We even broke out the navigation rules on lights just to try to make sense of things we saw coming and going.  Some of them we found challenging to remember.  For example, a vessel approaching at night, under fifty-meters long, with restricted maneuverability because of dredging, and wanting you to pass to port, is quite the jumble of lights.

If we saw that coming towards us we’d turn and run.  Or sing O Christmas Tree.  Thank goodness for VHF and AIS.

In case anyone wonders, we survived the night and have cool videos to prove it.  We carried the boys whenever they left the boat so they at least shouldn’t have any infections pop up.

With another long day ahead, we called the last of the Illinois locks before slipping the lines that chafed all night on rusting metal.  The lock guy said be there by 8:30, so we all took off.  Miss Utah, Mary’n Gale, Hayley Rose, Second Wave, and us.

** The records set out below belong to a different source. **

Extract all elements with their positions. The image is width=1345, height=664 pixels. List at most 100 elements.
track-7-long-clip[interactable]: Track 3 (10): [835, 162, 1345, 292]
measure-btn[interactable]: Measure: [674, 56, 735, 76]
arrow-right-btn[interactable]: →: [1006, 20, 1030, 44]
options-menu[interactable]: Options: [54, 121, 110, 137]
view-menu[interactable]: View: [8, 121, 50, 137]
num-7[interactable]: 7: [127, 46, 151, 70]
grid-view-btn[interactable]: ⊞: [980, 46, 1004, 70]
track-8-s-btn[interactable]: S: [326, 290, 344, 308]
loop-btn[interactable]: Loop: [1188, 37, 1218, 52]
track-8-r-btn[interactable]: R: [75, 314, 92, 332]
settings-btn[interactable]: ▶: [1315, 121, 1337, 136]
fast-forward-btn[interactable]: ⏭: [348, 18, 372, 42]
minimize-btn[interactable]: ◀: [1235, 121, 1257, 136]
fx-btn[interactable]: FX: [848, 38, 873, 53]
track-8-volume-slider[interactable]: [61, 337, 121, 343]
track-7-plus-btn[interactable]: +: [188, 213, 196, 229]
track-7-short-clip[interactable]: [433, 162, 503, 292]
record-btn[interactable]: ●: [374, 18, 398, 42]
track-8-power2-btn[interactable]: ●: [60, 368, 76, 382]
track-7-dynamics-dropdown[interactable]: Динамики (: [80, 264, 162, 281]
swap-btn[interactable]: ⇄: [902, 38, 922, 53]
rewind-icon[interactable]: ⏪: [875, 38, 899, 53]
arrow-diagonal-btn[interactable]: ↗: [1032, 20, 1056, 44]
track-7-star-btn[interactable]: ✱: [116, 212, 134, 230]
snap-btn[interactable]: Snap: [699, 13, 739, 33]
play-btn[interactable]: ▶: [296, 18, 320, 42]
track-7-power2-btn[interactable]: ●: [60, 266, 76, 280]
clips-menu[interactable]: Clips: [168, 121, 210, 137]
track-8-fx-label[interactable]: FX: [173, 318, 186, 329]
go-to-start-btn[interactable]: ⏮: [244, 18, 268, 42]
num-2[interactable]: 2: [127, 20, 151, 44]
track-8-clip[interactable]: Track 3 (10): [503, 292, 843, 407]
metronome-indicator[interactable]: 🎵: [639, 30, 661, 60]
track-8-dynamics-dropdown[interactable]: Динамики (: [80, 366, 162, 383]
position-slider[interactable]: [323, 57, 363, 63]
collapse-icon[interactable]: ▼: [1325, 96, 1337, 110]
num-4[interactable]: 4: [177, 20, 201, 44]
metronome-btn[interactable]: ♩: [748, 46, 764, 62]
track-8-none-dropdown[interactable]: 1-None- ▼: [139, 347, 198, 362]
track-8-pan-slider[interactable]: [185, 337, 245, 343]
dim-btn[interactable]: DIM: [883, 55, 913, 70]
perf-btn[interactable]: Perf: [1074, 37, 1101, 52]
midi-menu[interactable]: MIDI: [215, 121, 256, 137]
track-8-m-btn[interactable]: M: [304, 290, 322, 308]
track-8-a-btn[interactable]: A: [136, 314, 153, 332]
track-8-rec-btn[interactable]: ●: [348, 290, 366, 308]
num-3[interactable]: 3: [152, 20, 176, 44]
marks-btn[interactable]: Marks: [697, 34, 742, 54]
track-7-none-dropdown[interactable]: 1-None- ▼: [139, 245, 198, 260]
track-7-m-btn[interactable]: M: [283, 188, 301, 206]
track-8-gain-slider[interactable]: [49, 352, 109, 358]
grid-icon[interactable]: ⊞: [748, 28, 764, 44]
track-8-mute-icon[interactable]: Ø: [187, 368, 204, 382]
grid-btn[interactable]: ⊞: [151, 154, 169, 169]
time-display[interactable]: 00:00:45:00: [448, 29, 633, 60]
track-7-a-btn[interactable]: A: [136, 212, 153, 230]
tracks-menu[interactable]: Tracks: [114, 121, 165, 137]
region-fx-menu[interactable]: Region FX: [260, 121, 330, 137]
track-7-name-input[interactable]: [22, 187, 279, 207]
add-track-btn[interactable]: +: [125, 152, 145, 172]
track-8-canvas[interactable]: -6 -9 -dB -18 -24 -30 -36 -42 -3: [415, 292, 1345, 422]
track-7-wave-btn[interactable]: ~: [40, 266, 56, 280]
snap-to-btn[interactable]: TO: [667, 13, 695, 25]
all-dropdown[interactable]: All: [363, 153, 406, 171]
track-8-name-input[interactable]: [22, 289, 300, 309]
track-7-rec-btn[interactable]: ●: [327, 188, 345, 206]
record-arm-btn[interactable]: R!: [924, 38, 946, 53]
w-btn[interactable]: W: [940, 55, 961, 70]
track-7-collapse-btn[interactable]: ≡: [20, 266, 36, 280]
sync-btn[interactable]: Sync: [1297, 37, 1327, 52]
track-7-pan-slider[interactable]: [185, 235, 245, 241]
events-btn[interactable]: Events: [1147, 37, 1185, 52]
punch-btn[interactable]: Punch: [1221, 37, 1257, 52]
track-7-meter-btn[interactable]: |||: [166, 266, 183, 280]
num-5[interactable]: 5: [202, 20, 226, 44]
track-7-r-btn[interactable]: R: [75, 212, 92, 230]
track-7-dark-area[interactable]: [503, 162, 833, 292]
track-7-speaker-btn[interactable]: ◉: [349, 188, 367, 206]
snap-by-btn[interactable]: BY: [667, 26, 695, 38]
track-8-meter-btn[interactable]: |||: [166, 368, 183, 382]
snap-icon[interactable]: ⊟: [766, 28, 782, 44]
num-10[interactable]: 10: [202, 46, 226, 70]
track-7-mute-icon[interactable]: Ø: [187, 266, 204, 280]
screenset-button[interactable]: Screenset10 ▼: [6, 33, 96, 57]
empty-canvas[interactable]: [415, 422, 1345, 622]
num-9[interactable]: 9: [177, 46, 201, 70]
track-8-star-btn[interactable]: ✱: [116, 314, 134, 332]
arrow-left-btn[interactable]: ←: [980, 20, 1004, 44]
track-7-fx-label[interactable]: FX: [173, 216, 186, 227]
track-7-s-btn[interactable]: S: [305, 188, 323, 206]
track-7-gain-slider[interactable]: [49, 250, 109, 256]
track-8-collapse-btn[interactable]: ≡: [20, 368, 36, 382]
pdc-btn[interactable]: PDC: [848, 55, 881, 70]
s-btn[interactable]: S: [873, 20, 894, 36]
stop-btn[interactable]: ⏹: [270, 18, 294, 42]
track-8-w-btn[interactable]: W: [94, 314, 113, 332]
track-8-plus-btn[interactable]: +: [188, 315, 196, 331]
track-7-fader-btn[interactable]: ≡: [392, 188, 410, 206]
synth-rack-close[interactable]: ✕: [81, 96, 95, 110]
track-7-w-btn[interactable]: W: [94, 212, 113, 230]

Sunday was another great day for cruising, although the lock guy was off a bit.  We arrived just before the appointed time only to see a tow getting ready to jam the first half of his split load into the chamber ahead of us.  So we sat for an hour and a half.  There was a touch of drama when—just as the lock radioed for us all to get ready—Allen on Free Spirit Too said he was two miles away but wanted in.  We were pretty sure they wouldn’t make it in the race against time, but they slid in at the last second.  Good for them, because they faced a several-hour wait otherwise.

Crank up the John Prine, Jimmy Buffett, and John Denver.  We have a long way to go.  Barges?  Barely noteworthy.  Lift bridges?  Dime a dozen.  Logs in the river?  Seen hundreds of ‘em, and this ain’t nothing compared the Potomac when we left D.C.  The highlight may have been passing the western-most point on the Loop.


We finally saw some hills.  Based on our experience Illinois isn’t really hill country, but at least they were something different.  At Kempsville, the car ferry was blowing back and forth in our path.

From the river it wasn’t apparent that anything on either side was worth taking the ferry.  Probably just a bunch of folks in their cars wandering around in search of cell service.  Can you hear us now?

The Illinois Riverdock Restaurant, aka Mel’s, has a dock that they sometimes allow overnighters to use if there’s space.  We got lucky.

Dinner was ok.  Breakfast was delicious.

This morning Dana piloted Misty Pearl down to Grafton.  Happy to be here.  This was eight days of travel in a row.  Over 280 nautical miles.  Like ol’ Jimmy, we must confess we could use the rest.  We can’t run at this pace very long.  The local dude who’s followed the blog stopped by to visit.  Jim Leffers.  Very nice guy.  We hope he gets to do the Loop someday.

One of the great things about the Loop is meeting people.  We’ve even spent some time with Steve and Jane, who’re on Sabbatical.  They’re pretty nice for Gator fans despite the hideous flag.

Of course, some might say that Ted Bundy was pretty nice for a serial killer.  (Did we mention it’s Florida week for the Vols?)

We’ll hang at Grafton tomorrow before joining up with the Mississippi River just outside the marina and dropping down to Alton.  Grafton claims to be the “Key West of the Midwest.”  That’s kind of like the University of Florida boasting that it’s the Scottsdale Community College of West Gainesville, but we’ll check it out.

2 thoughts on “From here we can feel the Mississippi”

  1. Glad to hear you made grafton. Enjoy Alton. Next several days there is not much south of Alton until you get to GreenTurtle bay. Be safe

    1. Thanks so much. We admit to being more than a little fearful of the trip down the Mississippi. Not enough good places to stop.